Embora dirigindo-se a áreas que estão sob a alçada direta do poder Executivo, o editorial nunca menciona o Governo português ou o primeiro-ministro António Costa. A única referência a figuras portuguesas é ao Presidente português, Marcelo Rebelo de Sousa, “conhecido aqui em Angola como ‘Tio-Cilito'”, e à sua entrevista dada ao programa Manhã Informativa, da Rádio Nacional de Angola. Para o Jornal de Angola, essa entrevista, a par da conversa de João Lourenço com o semanário Expresso publicada no passado sábado, tornam evidentes que “está em campo a concertação e a comunicação política” entre Portugal e Angola.
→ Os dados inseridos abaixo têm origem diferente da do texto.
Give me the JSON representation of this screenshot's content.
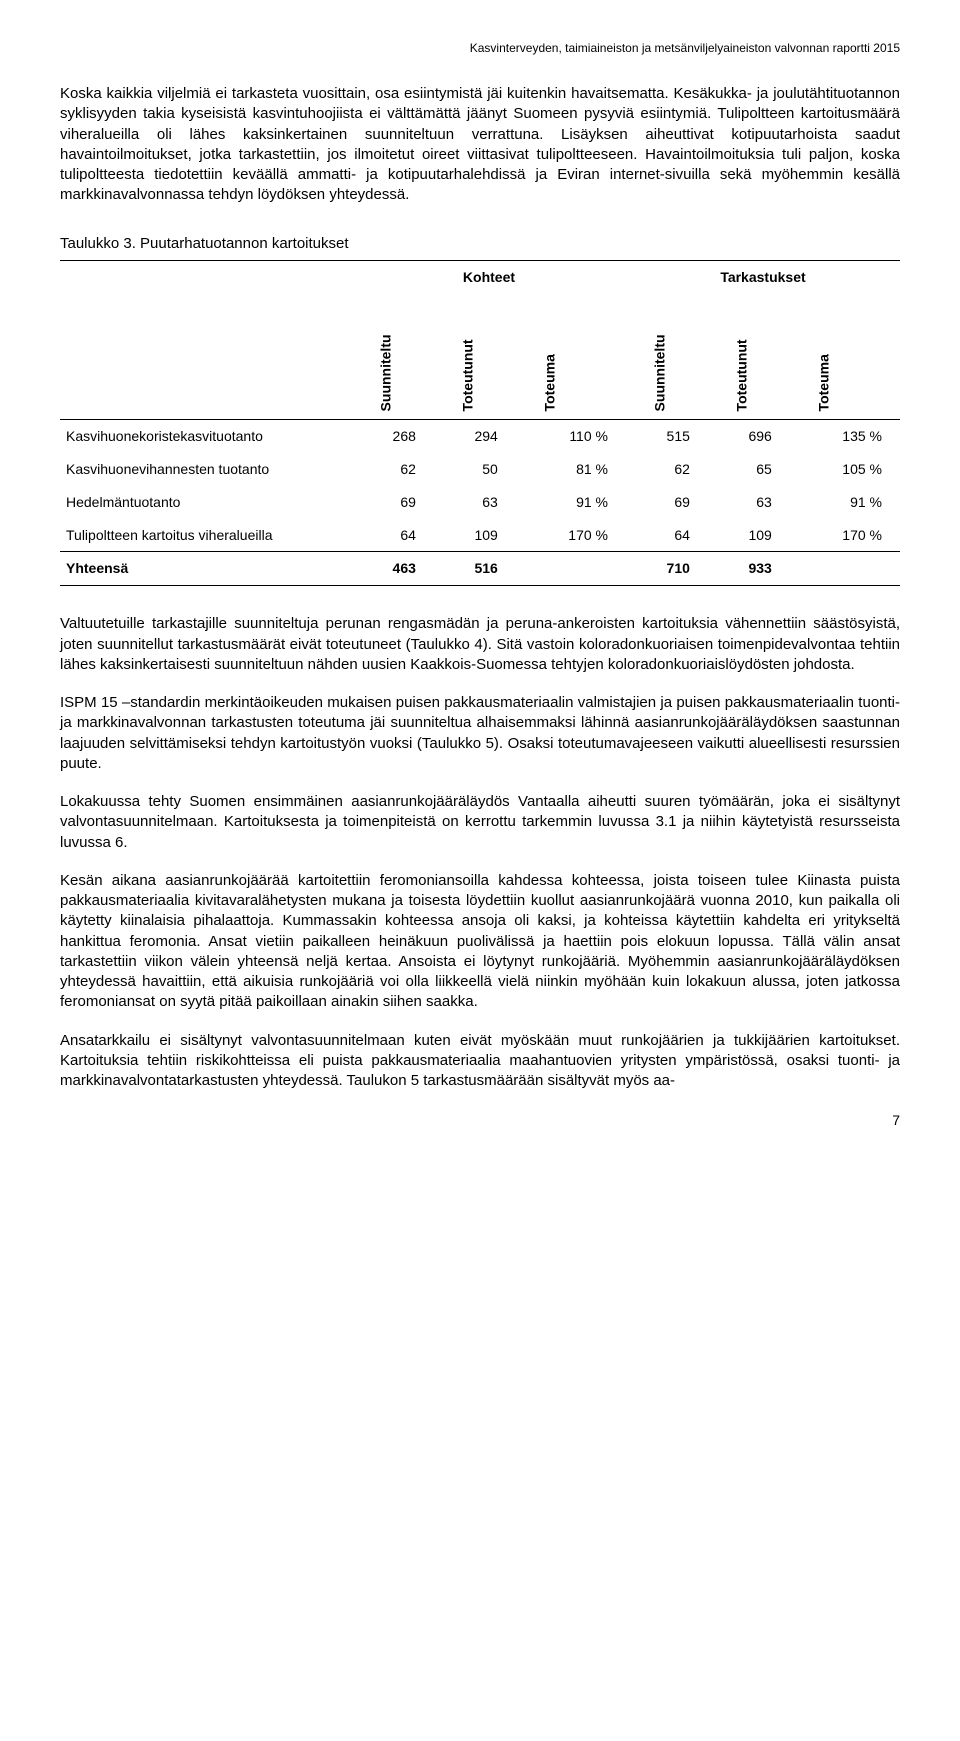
{
  "header": {
    "title": "Kasvinterveyden, taimiaineiston ja metsänviljelyaineiston valvonnan raportti 2015"
  },
  "paras": {
    "p1": "Koska kaikkia viljelmiä ei tarkasteta vuosittain, osa esiintymistä jäi kuitenkin havaitsematta. Kesäkukka- ja joulutähtituotannon syklisyyden takia kyseisistä kasvintuhoojiista ei välttämättä jäänyt Suomeen pysyviä esiintymiä. Tulipoltteen kartoitusmäärä viheralueilla oli lähes kaksinkertainen suunniteltuun verrattuna. Lisäyksen aiheuttivat kotipuutarhoista saadut havaintoilmoitukset, jotka tarkastettiin, jos ilmoitetut oireet viittasivat tulipoltteeseen. Havaintoilmoituksia tuli paljon, koska tulipoltteesta tiedotettiin keväällä ammatti- ja kotipuutarhalehdissä ja Eviran internet-sivuilla sekä myöhemmin kesällä markkinavalvonnassa tehdyn löydöksen yhteydessä.",
    "p2": "Valtuutetuille tarkastajille suunniteltuja perunan rengasmädän ja peruna-ankeroisten kartoituksia vähennettiin säästösyistä, joten suunnitellut tarkastusmäärät eivät toteutuneet (Taulukko 4). Sitä vastoin koloradonkuoriaisen toimenpidevalvontaa tehtiin lähes kaksinkertaisesti suunniteltuun nähden uusien Kaakkois-Suomessa tehtyjen koloradonkuoriaislöydösten johdosta.",
    "p3": "ISPM 15 –standardin merkintäoikeuden mukaisen puisen pakkausmateriaalin valmistajien ja puisen pakkausmateriaalin tuonti- ja markkinavalvonnan tarkastusten toteutuma jäi suunniteltua alhaisemmaksi lähinnä aasianrunkojääräläydöksen saastunnan laajuuden selvittämiseksi tehdyn kartoitustyön vuoksi (Taulukko 5). Osaksi toteutumavajeeseen vaikutti alueellisesti resurssien puute.",
    "p4": "Lokakuussa tehty Suomen ensimmäinen aasianrunkojääräläydös Vantaalla aiheutti suuren työmäärän, joka ei sisältynyt valvontasuunnitelmaan. Kartoituksesta ja toimenpiteistä on kerrottu tarkemmin luvussa 3.1 ja niihin käytetyistä resursseista luvussa 6.",
    "p5": "Kesän aikana aasianrunkojäärää kartoitettiin feromoniansoilla kahdessa kohteessa, joista toiseen tulee Kiinasta puista pakkausmateriaalia kivitavaralähetysten mukana ja toisesta löydettiin kuollut aasianrunkojäärä vuonna 2010, kun paikalla oli käytetty kiinalaisia pihalaattoja. Kummassakin kohteessa ansoja oli kaksi, ja kohteissa käytettiin kahdelta eri yritykseltä hankittua feromonia. Ansat vietiin paikalleen heinäkuun puolivälissä ja haettiin pois elokuun lopussa. Tällä välin ansat tarkastettiin viikon välein yhteensä neljä kertaa. Ansoista ei löytynyt runkojääriä. Myöhemmin aasianrunkojääräläydöksen yhteydessä havaittiin, että aikuisia runkojääriä voi olla liikkeellä vielä niinkin myöhään kuin lokakuun alussa, joten jatkossa feromoniansat on syytä pitää paikoillaan ainakin siihen saakka.",
    "p6": "Ansatarkkailu ei sisältynyt valvontasuunnitelmaan kuten eivät myöskään muut runkojäärien ja tukkijäärien kartoitukset. Kartoituksia tehtiin riskikohtteissa eli puista pakkausmateriaalia maahantuovien yritysten ympäristössä, osaksi tuonti- ja markkinavalvontatarkastusten yhteydessä. Taulukon 5 tarkastusmäärään sisältyvät myös aa-"
  },
  "table": {
    "caption": "Taulukko 3. Puutarhatuotannon kartoitukset",
    "group1": "Kohteet",
    "group2": "Tarkastukset",
    "cols": {
      "c1": "Suunniteltu",
      "c2": "Toteutunut",
      "c3": "Toteuma",
      "c4": "Suunniteltu",
      "c5": "Toteutunut",
      "c6": "Toteuma"
    },
    "rows": [
      {
        "label": "Kasvihuonekoristekasvituotanto",
        "v": [
          "268",
          "294",
          "110 %",
          "515",
          "696",
          "135 %"
        ]
      },
      {
        "label": "Kasvihuonevihannesten tuotanto",
        "v": [
          "62",
          "50",
          "81 %",
          "62",
          "65",
          "105 %"
        ]
      },
      {
        "label": "Hedelmäntuotanto",
        "v": [
          "69",
          "63",
          "91 %",
          "69",
          "63",
          "91 %"
        ]
      },
      {
        "label": "Tulipoltteen kartoitus viheralueilla",
        "v": [
          "64",
          "109",
          "170 %",
          "64",
          "109",
          "170 %"
        ]
      }
    ],
    "total": {
      "label": "Yhteensä",
      "v": [
        "463",
        "516",
        "",
        "710",
        "933",
        ""
      ]
    }
  },
  "pagenum": "7"
}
A entrevista de Lourenço ao Expresso e o seu “empenho” em melhorar Angola

Sobre a entrevista de Lourenço ao Expresso, embora ela tenha surgido a propósito da visita de Estado a Lisboa, o editorial destaca-a como tendo deixado “importantes mensagens” do Presidente “mais para dentro do que para fora”. “É um importante posicionamento do Presidente João Lourenço em relação aos últimos desenvolvimentos da situação política prevalecente em Angola onde o combate à corrupção é a sua grande aposta”, acrescenta o jornal. Na entrevista, Lourenço evita referir-se diretamente aos filhos do ex-Presidente José Eduardo dos Santos, que exonerou de vários cargos públicos. No entanto, sublinha várias vezes que é sabido quem são aqueles que “de forma vergonhosa delapidaram o erário público” e beneficiaram “do banquete”.
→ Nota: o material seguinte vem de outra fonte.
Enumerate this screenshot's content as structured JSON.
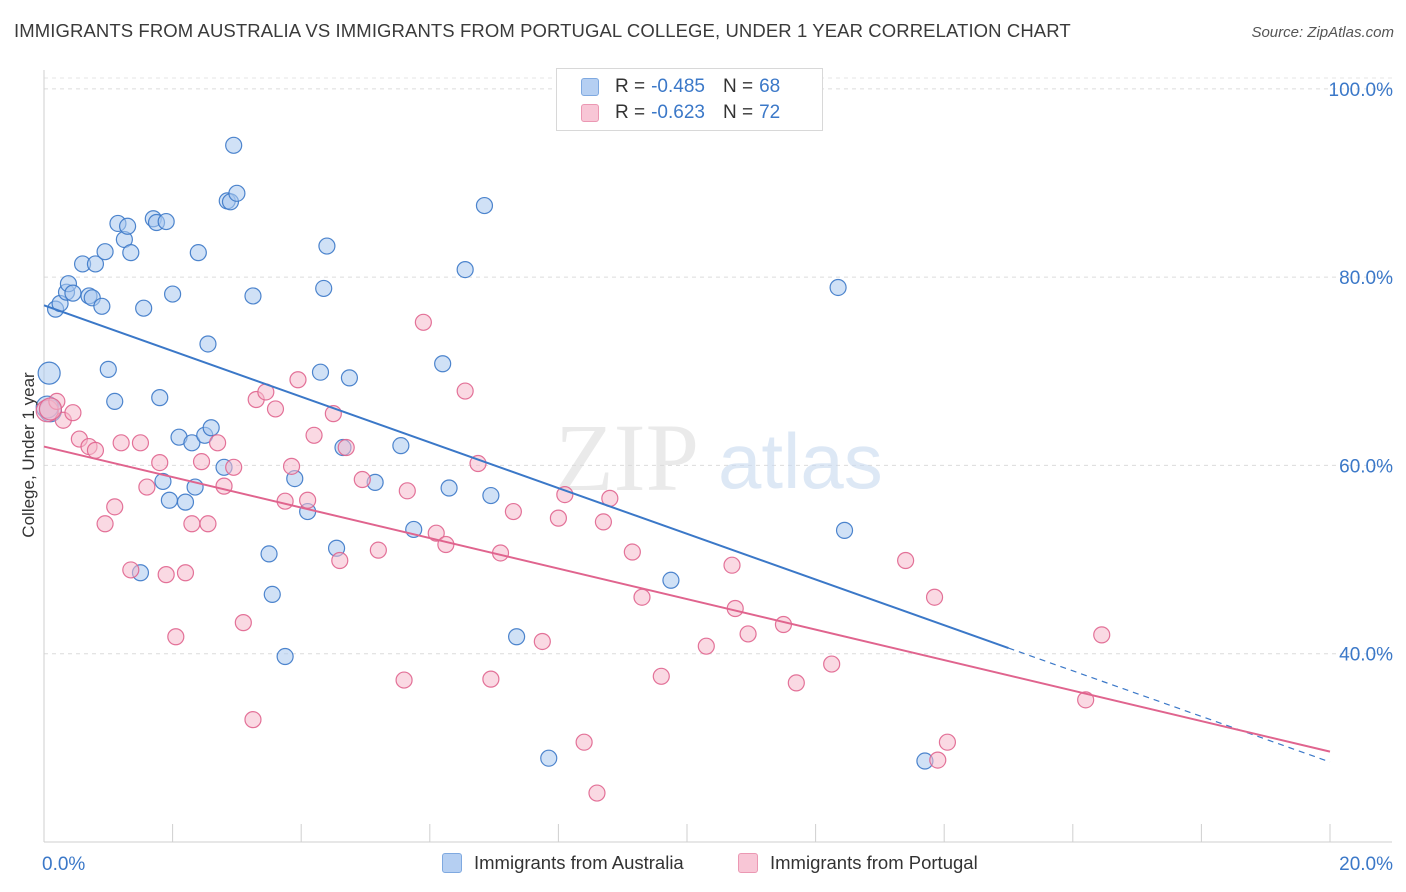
{
  "title": "IMMIGRANTS FROM AUSTRALIA VS IMMIGRANTS FROM PORTUGAL COLLEGE, UNDER 1 YEAR CORRELATION CHART",
  "source": "Source: ZipAtlas.com",
  "watermark": {
    "zip": "ZIP",
    "atlas": "atlas"
  },
  "colors": {
    "australia": "#3b78c8",
    "australia_fill": "#a9c8ef",
    "portugal": "#e0648e",
    "portugal_fill": "#f5b9cc",
    "tick": "#3b78c8"
  },
  "legend": {
    "rows": [
      {
        "r_label": "R =",
        "r_value": "-0.485",
        "n_label": "N =",
        "n_value": "68"
      },
      {
        "r_label": "R =",
        "r_value": "-0.623",
        "n_label": "N =",
        "n_value": "72"
      }
    ]
  },
  "chart_data": {
    "type": "scatter",
    "title": "IMMIGRANTS FROM AUSTRALIA VS IMMIGRANTS FROM PORTUGAL COLLEGE, UNDER 1 YEAR CORRELATION CHART",
    "xlabel": "",
    "ylabel": "College, Under 1 year",
    "xlim": [
      0,
      20
    ],
    "ylim": [
      20,
      102
    ],
    "x_tick_labels": [
      "0.0%",
      "20.0%"
    ],
    "y_ticks": [
      40,
      60,
      80,
      100
    ],
    "y_tick_labels": [
      "40.0%",
      "60.0%",
      "80.0%",
      "100.0%"
    ],
    "grid": "horizontal dashed",
    "legend_position": "top-center",
    "series": [
      {
        "name": "Immigrants from Australia",
        "trend": {
          "x0": 0,
          "y0": 77.0,
          "x1": 15.0,
          "y1": 40.6,
          "dash_to_x": 20.0,
          "dash_to_y": 28.5
        },
        "points": [
          [
            0.08,
            69.8
          ],
          [
            0.1,
            65.8
          ],
          [
            0.18,
            76.6
          ],
          [
            0.25,
            77.2
          ],
          [
            0.35,
            78.4
          ],
          [
            0.38,
            79.3
          ],
          [
            0.45,
            78.3
          ],
          [
            0.6,
            81.4
          ],
          [
            0.7,
            78.0
          ],
          [
            0.75,
            77.8
          ],
          [
            0.8,
            81.4
          ],
          [
            0.9,
            76.9
          ],
          [
            0.95,
            82.7
          ],
          [
            1.0,
            70.2
          ],
          [
            1.1,
            66.8
          ],
          [
            1.15,
            85.7
          ],
          [
            1.25,
            84.0
          ],
          [
            1.3,
            85.4
          ],
          [
            1.35,
            82.6
          ],
          [
            1.5,
            48.6
          ],
          [
            1.55,
            76.7
          ],
          [
            1.7,
            86.2
          ],
          [
            1.75,
            85.8
          ],
          [
            1.8,
            67.2
          ],
          [
            1.85,
            58.3
          ],
          [
            1.9,
            85.9
          ],
          [
            1.95,
            56.3
          ],
          [
            2.0,
            78.2
          ],
          [
            2.1,
            63.0
          ],
          [
            2.2,
            56.1
          ],
          [
            2.3,
            62.4
          ],
          [
            2.35,
            57.7
          ],
          [
            2.4,
            82.6
          ],
          [
            2.5,
            63.2
          ],
          [
            2.55,
            72.9
          ],
          [
            2.6,
            64.0
          ],
          [
            2.8,
            59.8
          ],
          [
            2.85,
            88.1
          ],
          [
            2.9,
            88.0
          ],
          [
            2.95,
            94.0
          ],
          [
            3.0,
            88.9
          ],
          [
            3.25,
            78.0
          ],
          [
            3.5,
            50.6
          ],
          [
            3.55,
            46.3
          ],
          [
            3.75,
            39.7
          ],
          [
            3.9,
            58.6
          ],
          [
            4.1,
            55.1
          ],
          [
            4.3,
            69.9
          ],
          [
            4.35,
            78.8
          ],
          [
            4.4,
            83.3
          ],
          [
            4.55,
            51.2
          ],
          [
            4.65,
            61.9
          ],
          [
            4.75,
            69.3
          ],
          [
            5.15,
            58.2
          ],
          [
            5.55,
            62.1
          ],
          [
            5.75,
            53.2
          ],
          [
            6.2,
            70.8
          ],
          [
            6.3,
            57.6
          ],
          [
            6.55,
            80.8
          ],
          [
            6.85,
            87.6
          ],
          [
            6.95,
            56.8
          ],
          [
            7.35,
            41.8
          ],
          [
            7.85,
            28.9
          ],
          [
            9.75,
            47.8
          ],
          [
            12.35,
            78.9
          ],
          [
            12.45,
            53.1
          ],
          [
            13.7,
            28.6
          ],
          [
            0.05,
            66.2
          ]
        ]
      },
      {
        "name": "Immigrants from Portugal",
        "trend": {
          "x0": 0,
          "y0": 62.0,
          "x1": 20.0,
          "y1": 29.6
        },
        "points": [
          [
            0.05,
            65.8
          ],
          [
            0.2,
            66.8
          ],
          [
            0.3,
            64.8
          ],
          [
            0.45,
            65.6
          ],
          [
            0.55,
            62.8
          ],
          [
            0.7,
            62.0
          ],
          [
            0.8,
            61.6
          ],
          [
            0.95,
            53.8
          ],
          [
            1.1,
            55.6
          ],
          [
            1.2,
            62.4
          ],
          [
            1.35,
            48.9
          ],
          [
            1.5,
            62.4
          ],
          [
            1.6,
            57.7
          ],
          [
            1.8,
            60.3
          ],
          [
            1.9,
            48.4
          ],
          [
            2.05,
            41.8
          ],
          [
            2.2,
            48.6
          ],
          [
            2.3,
            53.8
          ],
          [
            2.45,
            60.4
          ],
          [
            2.55,
            53.8
          ],
          [
            2.7,
            62.4
          ],
          [
            2.8,
            57.8
          ],
          [
            2.95,
            59.8
          ],
          [
            3.1,
            43.3
          ],
          [
            3.25,
            33.0
          ],
          [
            3.3,
            67.0
          ],
          [
            3.45,
            67.8
          ],
          [
            3.6,
            66.0
          ],
          [
            3.75,
            56.2
          ],
          [
            3.85,
            59.9
          ],
          [
            3.95,
            69.1
          ],
          [
            4.1,
            56.3
          ],
          [
            4.2,
            63.2
          ],
          [
            4.5,
            65.5
          ],
          [
            4.6,
            49.9
          ],
          [
            4.7,
            61.9
          ],
          [
            4.95,
            58.5
          ],
          [
            5.2,
            51.0
          ],
          [
            5.6,
            37.2
          ],
          [
            5.65,
            57.3
          ],
          [
            5.9,
            75.2
          ],
          [
            6.1,
            52.8
          ],
          [
            6.25,
            51.6
          ],
          [
            6.55,
            67.9
          ],
          [
            6.75,
            60.2
          ],
          [
            6.95,
            37.3
          ],
          [
            7.1,
            50.7
          ],
          [
            7.3,
            55.1
          ],
          [
            7.75,
            41.3
          ],
          [
            8.0,
            54.4
          ],
          [
            8.1,
            56.9
          ],
          [
            8.4,
            30.6
          ],
          [
            8.6,
            25.2
          ],
          [
            8.7,
            54.0
          ],
          [
            8.8,
            56.5
          ],
          [
            9.15,
            50.8
          ],
          [
            9.3,
            46.0
          ],
          [
            9.6,
            37.6
          ],
          [
            10.3,
            40.8
          ],
          [
            10.7,
            49.4
          ],
          [
            10.75,
            44.8
          ],
          [
            10.95,
            42.1
          ],
          [
            11.5,
            43.1
          ],
          [
            11.7,
            36.9
          ],
          [
            12.25,
            38.9
          ],
          [
            13.4,
            49.9
          ],
          [
            13.85,
            46.0
          ],
          [
            13.9,
            28.7
          ],
          [
            14.05,
            30.6
          ],
          [
            16.2,
            35.1
          ],
          [
            16.45,
            42.0
          ],
          [
            0.1,
            66.0
          ]
        ]
      }
    ]
  }
}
São conhecidos os que traíram a pátria”, acrescentou o Presidente na mesma entrevista.

A própria administração do Jornal de Angola foi exonerada por João Lourenço desde que chegou ao poder em novembro de 2017. Em outubro deste ano, o Presidente levou a cabo novas mudanças na estrutura da administração da Edições Novembro, que publica o jornal.
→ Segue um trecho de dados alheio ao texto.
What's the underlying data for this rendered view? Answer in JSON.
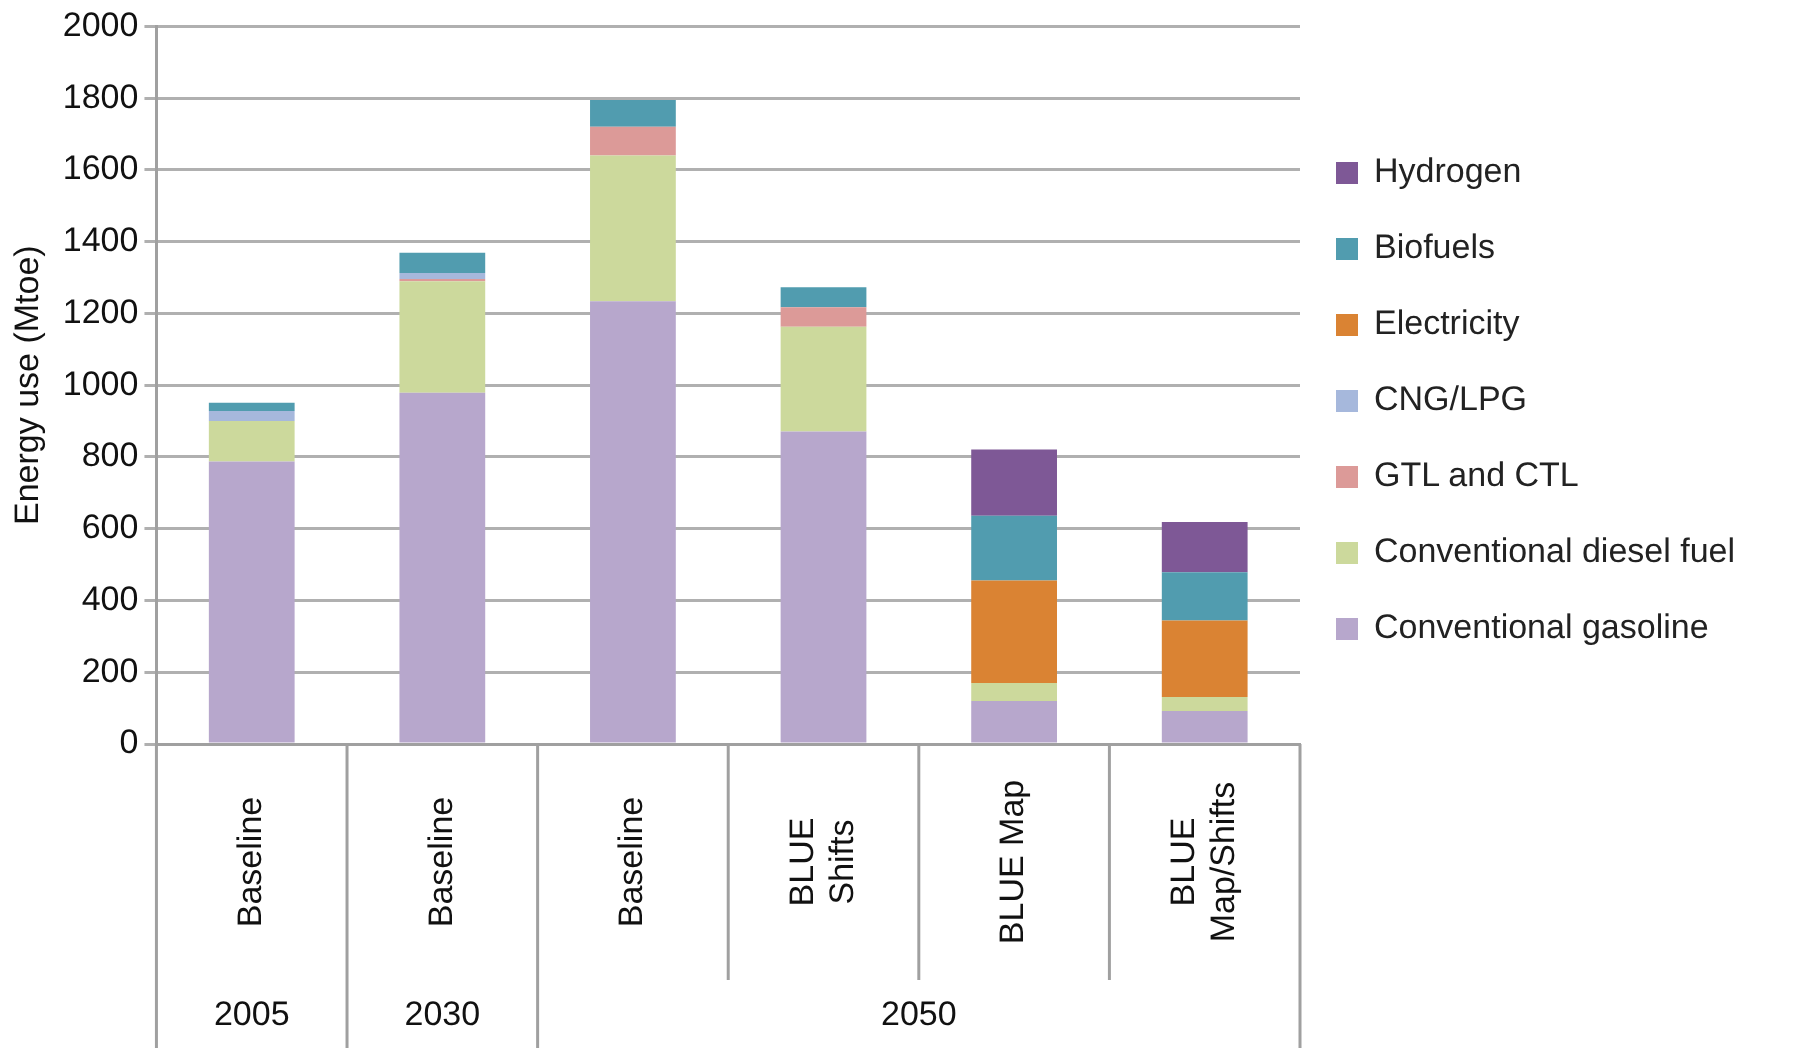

O diário apresenta o Expresso como sendo não apenas um dos jornais mais “influentes” em Portugal, mas também como “propriedade do Grupo Impresa, o mesmo que detém os canais de televisão SIC”. O editorial faz questão de sublinhar esse ponto, deixando apenas de fora o facto de os canais da SIC (SIC Notícias e SIC Internacional África) terem estado sem emitir em Angola durante mais de um ano, por decisão das operadoras locais — situação que foi alterada já com João Lourenço no poder, em setembro deste ano.

O Jornal de Angola aproveita ainda para sublinhar como a entrevista foi relevante para explicitar o “empenho” do Presidente João Lourenço e do seu Governo em “equilibrar as contas públicas” e em conseguir condições para melhorar a qualidade de vida “daqueles que mais sofrem”. Para isso é importante o foco no repatriamento de capitais, matéria onde a colaboração com Portugal pode ser relevante. Mas não só: o diário destaca que o “trabalho diplomático do Presidente” em Lisboa pode ajudar a “atrair outros investidores” para Angola, num editorial que acaba por olhar tanto ou mais para dentro do que para a relação com Portugal.